I got two German Blue Rams 2 days ago, 2 for $5. I was hoping for a pair but from what I have read, I have two females:roll:

BUT, I am totally new to rams so if someone else could possibly sex them from this video I would be grateful:
[yt]9SqEZUk3_IY[/yt]

First day they didn't want to eat but the next they hit the food as soon as I dropped it in


----------



## emc7 (Jul 23, 2005)

I tend to agree w/females. They both have pink bellies, rounded anal fins and not much extension of the first few dorsal spines.


----------



## IAoddball (Jun 19, 2012)

They are indeed females.


----------



## bullseyejoey (Aug 30, 2012)

Yes definitely females. From seeing this i now can definitely say that my ram and my deceased ram were both males.


----------



## P.senegalus (Aug 18, 2011)

Just what I thought. Thanks everyone. 

They've colored up a bit more and the pink stands out better, and the green sheen is brighter on the black spots on both as well.

Come to think of it this fish place also gave me all female rosy barbs too...


----------



## weedkiller (Nov 18, 2012)

get a male and see which one it pairs with


----------



## P.senegalus (Aug 18, 2011)

Great idea but at the store the tank lighting isn't that good so I may end up with another female

I do like these fish pretty good so I think I may get 2 more and hope one is a male next time I can. They have great personalities and so far they are bold little fish. Now I want more dwarf cichlids(MTS kicking in, must get more tanks, lol)


----------



## Urmylove2010 (Mar 29, 2013)

They are very pretty !!


Sent from Petguide.com Free App


----------



## P.senegalus (Aug 18, 2011)

Urmylove2010 said:


> They are very pretty !!
> 
> 
> Sent from Petguide.com Free App


:mrgreen: When the light hits them just right they have a light blue shine. I can't believe I haven't tried these fish before.


----------



## bullseyejoey (Aug 30, 2012)

Even when the tank light isn't on, you can tell they are females because they have shorter fins and no blue color on their two front fins (idk what they're called)


----------



## ZebraDanio12 (Jun 17, 2011)

Look for elongated fins, and NO blue sheen on black spot. no pink belly. Not hard once you see it 

Rams are great fish! Spawning is a lot of fun! Sadly I lost my pair to old age a few months ago, I will be getting a new pair...


----------



## P.senegalus (Aug 18, 2011)

bullseyejoey are you talking about the pelvic fins?

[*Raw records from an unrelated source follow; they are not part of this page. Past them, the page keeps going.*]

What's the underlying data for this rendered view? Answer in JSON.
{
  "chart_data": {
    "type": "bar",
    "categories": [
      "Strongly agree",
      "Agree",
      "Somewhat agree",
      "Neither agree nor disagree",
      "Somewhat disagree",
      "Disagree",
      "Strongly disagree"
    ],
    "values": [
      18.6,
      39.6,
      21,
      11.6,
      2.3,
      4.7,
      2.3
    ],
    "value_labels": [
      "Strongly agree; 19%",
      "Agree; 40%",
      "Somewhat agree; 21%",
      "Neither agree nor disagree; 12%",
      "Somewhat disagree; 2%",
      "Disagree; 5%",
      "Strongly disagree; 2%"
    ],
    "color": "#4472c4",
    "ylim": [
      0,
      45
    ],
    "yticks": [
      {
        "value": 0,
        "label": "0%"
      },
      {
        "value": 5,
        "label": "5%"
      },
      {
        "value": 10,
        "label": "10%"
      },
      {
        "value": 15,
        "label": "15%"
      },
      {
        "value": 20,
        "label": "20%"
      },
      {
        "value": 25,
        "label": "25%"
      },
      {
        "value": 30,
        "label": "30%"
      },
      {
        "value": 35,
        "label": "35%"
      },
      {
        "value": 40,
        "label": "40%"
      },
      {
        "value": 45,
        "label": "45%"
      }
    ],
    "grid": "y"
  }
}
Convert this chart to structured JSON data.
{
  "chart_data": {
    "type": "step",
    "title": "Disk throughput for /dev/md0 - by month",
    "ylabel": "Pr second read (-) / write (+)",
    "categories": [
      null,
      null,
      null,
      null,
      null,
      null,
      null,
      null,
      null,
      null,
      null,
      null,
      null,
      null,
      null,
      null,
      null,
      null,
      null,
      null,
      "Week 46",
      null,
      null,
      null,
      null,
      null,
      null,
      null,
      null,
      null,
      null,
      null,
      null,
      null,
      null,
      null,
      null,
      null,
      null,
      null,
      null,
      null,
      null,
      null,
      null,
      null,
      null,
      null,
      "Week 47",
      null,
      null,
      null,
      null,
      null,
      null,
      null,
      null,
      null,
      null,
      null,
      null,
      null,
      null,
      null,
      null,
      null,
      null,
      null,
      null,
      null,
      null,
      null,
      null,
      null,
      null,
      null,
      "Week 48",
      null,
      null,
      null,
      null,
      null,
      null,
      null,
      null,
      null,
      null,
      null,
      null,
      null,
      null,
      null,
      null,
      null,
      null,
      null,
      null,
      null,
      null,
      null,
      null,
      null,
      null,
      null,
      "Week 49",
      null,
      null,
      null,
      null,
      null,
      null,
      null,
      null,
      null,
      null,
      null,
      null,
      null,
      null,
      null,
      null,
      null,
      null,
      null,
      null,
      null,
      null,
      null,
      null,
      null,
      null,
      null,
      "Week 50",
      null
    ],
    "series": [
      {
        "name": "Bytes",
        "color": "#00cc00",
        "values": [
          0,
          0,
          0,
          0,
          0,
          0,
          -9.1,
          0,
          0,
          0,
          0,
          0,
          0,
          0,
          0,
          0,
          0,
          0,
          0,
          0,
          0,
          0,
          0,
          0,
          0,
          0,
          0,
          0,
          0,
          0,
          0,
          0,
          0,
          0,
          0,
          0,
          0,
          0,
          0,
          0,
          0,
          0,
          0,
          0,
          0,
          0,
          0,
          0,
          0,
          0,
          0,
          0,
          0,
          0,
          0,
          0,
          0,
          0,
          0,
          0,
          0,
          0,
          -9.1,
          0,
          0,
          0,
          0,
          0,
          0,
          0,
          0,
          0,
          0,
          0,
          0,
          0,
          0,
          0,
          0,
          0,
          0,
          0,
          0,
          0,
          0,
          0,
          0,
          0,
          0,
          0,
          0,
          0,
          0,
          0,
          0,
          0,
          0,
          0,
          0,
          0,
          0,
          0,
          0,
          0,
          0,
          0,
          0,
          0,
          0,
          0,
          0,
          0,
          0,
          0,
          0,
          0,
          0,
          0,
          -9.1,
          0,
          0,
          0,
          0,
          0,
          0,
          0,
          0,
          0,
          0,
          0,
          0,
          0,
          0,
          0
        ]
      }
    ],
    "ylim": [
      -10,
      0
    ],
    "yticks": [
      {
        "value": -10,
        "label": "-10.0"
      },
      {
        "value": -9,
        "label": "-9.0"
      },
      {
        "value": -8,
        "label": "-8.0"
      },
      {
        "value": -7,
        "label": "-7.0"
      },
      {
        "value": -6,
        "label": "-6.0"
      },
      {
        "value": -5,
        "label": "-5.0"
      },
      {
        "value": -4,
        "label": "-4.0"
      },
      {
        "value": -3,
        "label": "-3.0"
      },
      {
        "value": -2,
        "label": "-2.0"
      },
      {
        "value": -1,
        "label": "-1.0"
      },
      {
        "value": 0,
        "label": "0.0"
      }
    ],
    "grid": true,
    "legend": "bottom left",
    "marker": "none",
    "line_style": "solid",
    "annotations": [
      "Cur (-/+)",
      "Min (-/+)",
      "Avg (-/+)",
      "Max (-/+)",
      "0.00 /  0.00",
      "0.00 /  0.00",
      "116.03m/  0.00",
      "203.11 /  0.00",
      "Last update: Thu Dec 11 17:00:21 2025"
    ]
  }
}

Hopefully this weekend I can go get a male now that I know more about them from you guys. I need to remember males= no blue on black, no pink belly and longer fins.

They are great little fish. I love watching cichlids, they have so much personality. I hope I can get a pair. I never bred cichlids and I think it's cool to see the fish care for their young.


----------